Objective: Immunosenescence and cognitive decline are common markers of the aging process. Taking into consideration the heterogeneity observed in aging processes and the recently described link between lymphocytes and cognition, we herein explored the possibility of an association between alterations in lymphocytic populations and cognitive performance.

Methods: In a cohort of cognitively healthy adults (n = 114), previously characterized by diverse neurocognitive/psychological performance patterns, detailed peripheral blood immunophenotyping of both the innate and adaptive immune systems was performed by flow cytometry.

Results: Better cognitive performance was associated with lower numbers of effector memory CD4(+) T cells and higher numbers of naive CD8(+) T cells and B cells. Furthermore, effector memory CD4(+) T cells were found to be predictors of general and executive function and memory, even when factors known to influence cognitive performance in older individuals (e.g., age, sex, education, and mood) were taken into account.

Conclusions: This is the first study in humans associating specific phenotypes of the immune system with distinct cognitive performance in healthy aging.
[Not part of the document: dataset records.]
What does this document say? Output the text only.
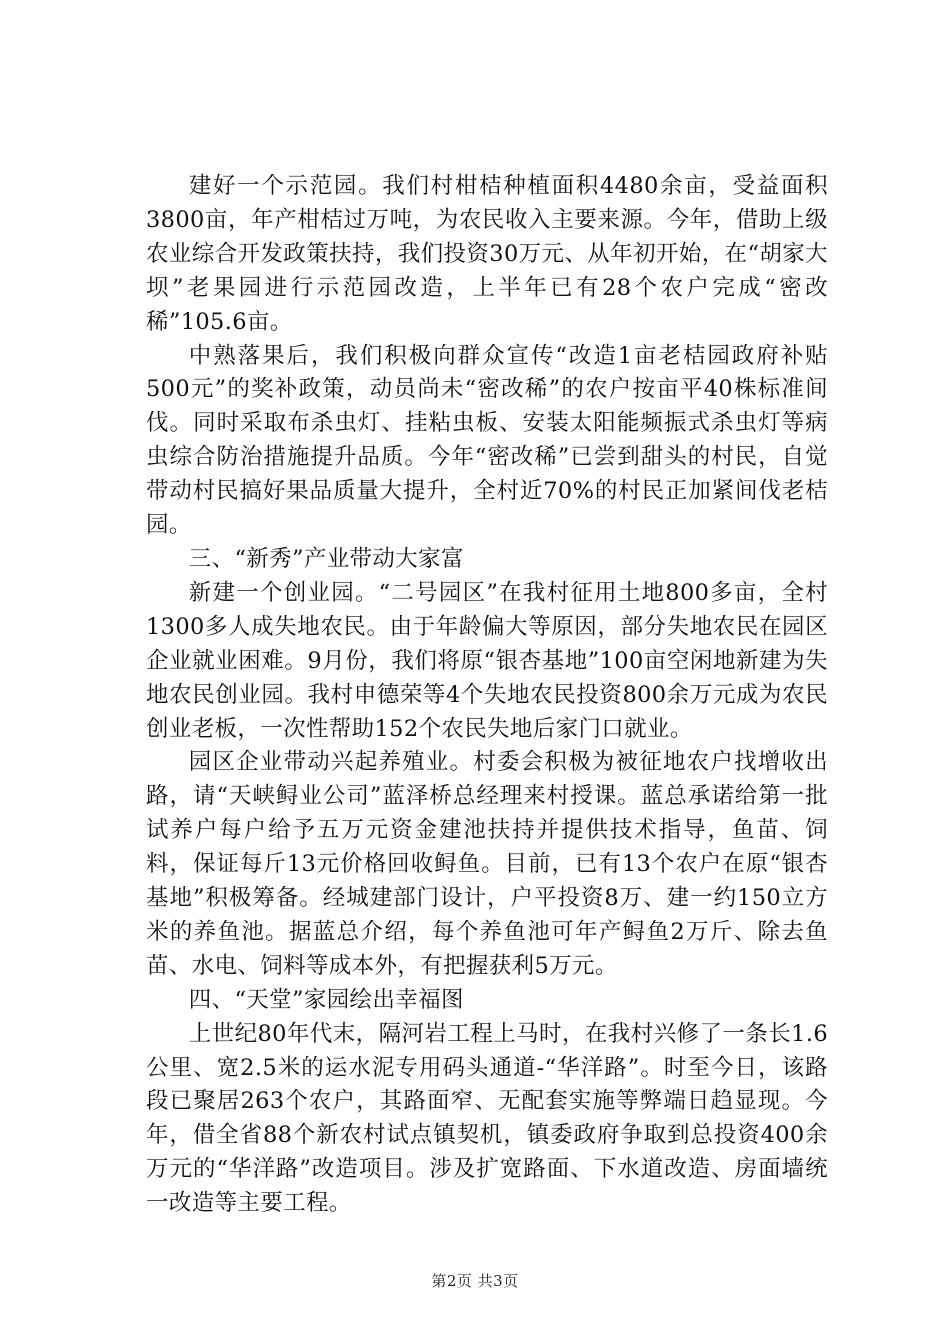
建好一个示范园。我们村柑桔种植面积4480余亩，受益面积3800亩，年产柑桔过万吨，为农民收入主要来源。今年，借助上级农业综合开发政策扶持，我们投资30万元、从年初开始，在“胡家大坝”老果园进行示范园改造，上半年已有28个农户完成“密改稀”105.6亩。

中熟落果后，我们积极向群众宣传“改造1亩老桔园政府补贴500元”的奖补政策，动员尚未“密改稀”的农户按亩平40株标准间伐。同时采取布杀虫灯、挂粘虫板、安装太阳能频振式杀虫灯等病虫综合防治措施提升品质。今年“密改稀”已尝到甜头的村民，自觉带动村民搞好果品质量大提升，全村近70%的村民正加紧间伐老桔园。

三、“新秀”产业带动大家富

新建一个创业园。“二号园区”在我村征用土地800多亩，全村1300多人成失地农民。由于年龄偏大等原因，部分失地农民在园区企业就业困难。9月份，我们将原“银杏基地”100亩空闲地新建为失地农民创业园。我村申德荣等4个失地农民投资800余万元成为农民创业老板，一次性帮助152个农民失地后家门口就业。

园区企业带动兴起养殖业。村委会积极为被征地农户找增收出路，请“天峡鲟业公司”蓝泽桥总经理来村授课。蓝总承诺给第一批试养户每户给予五万元资金建池扶持并提供技术指导，鱼苗、饲料，保证每斤13元价格回收鲟鱼。目前，已有13个农户在原“银杏基地”积极筹备。经城建部门设计，户平投资8万、建一约150立方米的养鱼池。据蓝总介绍，每个养鱼池可年产鲟鱼2万斤、除去鱼苗、水电、饲料等成本外，有把握获利5万元。

四、“天堂”家园绘出幸福图

上世纪80年代末，隔河岩工程上马时，在我村兴修了一条长1.6公里、宽2.5米的运水泥专用码头通道-“华洋路”。时至今日，该路段已聚居263个农户，其路面窄、无配套实施等弊端日趋显现。今年，借全省88个新农村试点镇契机，镇委政府争取到总投资400余万元的“华洋路”改造项目。涉及扩宽路面、下水道改造、房面墙统一改造等主要工程。

第2页 共3页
Figure 1. Distinct cognitive performers present differences in the cell populations of the adaptive immune system

The profile (cell counts per mL of blood) of good (black) and poor (red) cognitive performers with regard to B cells (A); T cells (B); CD4⁺ and CD8⁺ T-cell subpopulations (C); CD4⁺ and CD8⁺T-cell compartments (D and E), subdivided as naive, central memory (CM), effector memory (EM), and late differentiated (LD) T cells; CD4⁺ regulatory T cells (Tregs) (F), subdivided as naive Tregs, activated Tregs, and nonsuppressive Tregs (G). Each dot represents one individual and the line represents the mean of the group. *p < 0.05.